A preceding remark would be, “I see you’re a tourist”.
What frustration would these simple sentences ignite in me, if only you knew!
Holiday! Holiday? How dare you… What is this bourgeois question? Do I look like a rich Westerner to you? How…how dare you.
I wouldn’t say that, of course. That would be an incredibly egocentric attack on all those lovely people who decided to ask this question out of their innocent interests, having no idea about the storm of emotions such sentences have the power to trigger. An inner switch that one-one would like to turn on.
“Naaaah, I’m travelling around. Just doing some backpacking”, I would respond both politely and with dignity. Backpacker’s dignity. “On a holiday…. Pleaaaaaase, how old do they think I am?” I would complain in my head like someone of a way older age.
But then, I had my moment of truth. One of the greater realisations of the year, if you will. Hmmmm, I thought, my “I’m slowly coming back home” travels make less and less sense. Some years ago, I went from Spain to Lithuania through Bulgaria and Turkey. Going to India on my way home from Thailand was in fact OK. But going to Israel from Hungary on the way to Lithuania (and it wasn’t even on the way, I came back to Budapest first), I have to admit, even for me makes little sense.
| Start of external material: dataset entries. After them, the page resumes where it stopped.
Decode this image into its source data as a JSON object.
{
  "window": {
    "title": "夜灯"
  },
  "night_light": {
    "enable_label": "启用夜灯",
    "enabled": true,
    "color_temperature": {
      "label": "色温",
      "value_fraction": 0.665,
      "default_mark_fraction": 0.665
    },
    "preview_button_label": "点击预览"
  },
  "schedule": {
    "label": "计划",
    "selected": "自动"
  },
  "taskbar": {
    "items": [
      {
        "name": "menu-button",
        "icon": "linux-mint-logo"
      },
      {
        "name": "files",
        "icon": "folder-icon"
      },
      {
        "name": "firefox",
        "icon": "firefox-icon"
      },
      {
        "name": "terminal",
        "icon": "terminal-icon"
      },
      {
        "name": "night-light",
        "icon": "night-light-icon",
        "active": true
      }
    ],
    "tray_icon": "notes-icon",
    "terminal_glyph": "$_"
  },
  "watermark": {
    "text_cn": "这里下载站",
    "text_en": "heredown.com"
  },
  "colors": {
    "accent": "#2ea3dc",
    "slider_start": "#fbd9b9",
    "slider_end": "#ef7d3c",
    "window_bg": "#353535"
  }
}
I mean, it does make sense, but not a geographic one.
Hmmmm, I continued my train of thought. Also, I am having a good time after (almost, that important almost!) having finished my semester. No, I’m not having a good time, I’m having an awesome time here!
Some biking, clubbing, and spending time on the beach in Tel Aviv (not to mention a sweet sweet Hanukkah dinner!), seeing the Old Jerusalem, looking for that damn beach in Haifa, even having some tea on a hill in the West Bank: everything was so refreshing, so nice and interesting, why not to call it a holiday? Almost every trip is, when I think about it, even though I don’t like to call it this way.
Since that moment of truth, when someone asked me if I was on a holiday, I replied in the same way:
“You know what? I am!”
PS. And still, being called a tourist sounds like such a disgraceful insult for a backpacker, right?!